Уютно заурчал виброзвонок сотового телефона.
Чертыхнувшись, Катя бросилась искать его по сумкам и карманам, но по звуку нашла на кухне. Увидела номер, улыбнулась. Села на подоконник – пол был холодный, пришлось поджать ноги.
– Как вкусно ты затягиваешься…
– Я с обеда не курила. Некогда было.
– Запара?
– Просто жизнь, Антон.
– Ты сейчас сидишь на окне?
– Угуу…
– Не свалишься?
– Если свалюсь, ты поймешь по звукам.
– Я хочу к тебе завтра приехать.
– Ты всегда хочешь ко мне приехать.
– Неправда, иногда я хочу приехать не к тебе.
– Вот и завтра поменяй свои желания и приезжай не ко мне.
И придавила телефон ногой.
Сон ее все-таки сморил, да так, что к обеду едва успела на работу.
Проходя мимо машины, не удержалась, погладила. Специально купила квартиру в доме над ателье, чтобы не тратить время на дорогу, а по машине соскучилась.
Соня Собинова уже была в ателье. Вокруг кучковались сотрудники, не решаясь подойти за автографом. Но тут все привыкли – и к звездам, и к их занятости. Рутка крутилась в примерочной, одергивала купальник сзади. Сидело прекрасно, и камни были расклеены по рукавам так, что взгляд было не оторвать от каждого мимолетного движения ее рук. Но Соня дергалась, нервничала, что-то ее беспокоило. Она постоянно прижимала руки к стене, то локтем, то запястьем.
– Дай, – Катя стянула оба рукава, они еще не были пришиты, – сняла свитер, сверкнув стройной мускулистой спиной, – рукава сели как влитые, сетку с двух метров и заметно не будет, только камни. Но дефект проявился сразу.
Катя обхватила руками перила второго этажа, подтянулась, опустилась на локти. Их пронзила резкая боль. Камни, конечно. Так может сделать только портниха, которая ни разу не выходила на ковер.

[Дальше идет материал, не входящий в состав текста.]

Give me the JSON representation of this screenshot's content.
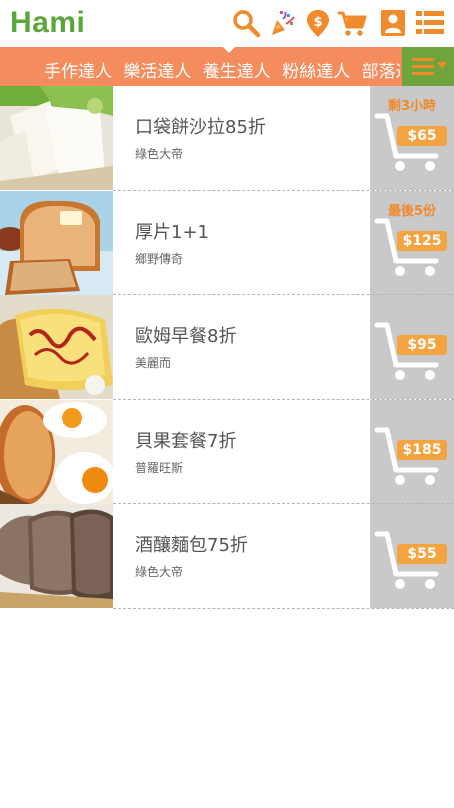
{
  "header": {
    "logo_text": "Hami",
    "icons": [
      "search-icon",
      "party-popper-icon",
      "dollar-pin-icon",
      "cart-icon",
      "user-icon",
      "list-menu-icon"
    ]
  },
  "categories": {
    "items": [
      "手作達人",
      "樂活達人",
      "養生達人",
      "粉絲達人",
      "部落達人"
    ]
  },
  "colors": {
    "brand_green": "#5aa63c",
    "header_orange": "#f58c5e",
    "menu_green": "#6ea43b",
    "badge_orange": "#f08a2a",
    "price_orange": "#f3a340",
    "buy_panel_gray": "#c9c9c9"
  },
  "deals": [
    {
      "title": "口袋餅沙拉85折",
      "seller": "綠色大帝",
      "price": "$65",
      "badge": "剩3小時"
    },
    {
      "title": "厚片1+1",
      "seller": "鄉野傳奇",
      "price": "$125",
      "badge": "最後5份"
    },
    {
      "title": "歐姆早餐8折",
      "seller": "美麗而",
      "price": "$95",
      "badge": ""
    },
    {
      "title": "貝果套餐7折",
      "seller": "普羅旺斯",
      "price": "$185",
      "badge": ""
    },
    {
      "title": "酒釀麵包75折",
      "seller": "綠色大帝",
      "price": "$55",
      "badge": ""
    }
  ]
}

Рутка сразу поняла, ахнула, приготовилась ловить рукава. Но Катя не отдала. Накинула свитер на плечи, подождала, пока Соня оденется, повела ее в свой крошечный кабинет. Закурили обе.
– Не боишься?
– А, – Соня махнула рукой, – последний бал. До конца сезона как-нибудь дотяну. Сама видишь, форма, возраст.
– А я все сорок килограммов. Только не сплю.
– Нервничаешь?
– Да чего мне нервничать, – удивилась Катя, – просто не сплю.
– Мужика тебе надо. Нормального.
– Да где их найдешь-то, мужиков.
– В интернете, где ж еще.
– Да там шваль одна собирается.
– Ну ты что, – Соня искренне изумилась, – ты что… Там сейчас все. Мир соцсетей. Ты что, не пробовала ничего?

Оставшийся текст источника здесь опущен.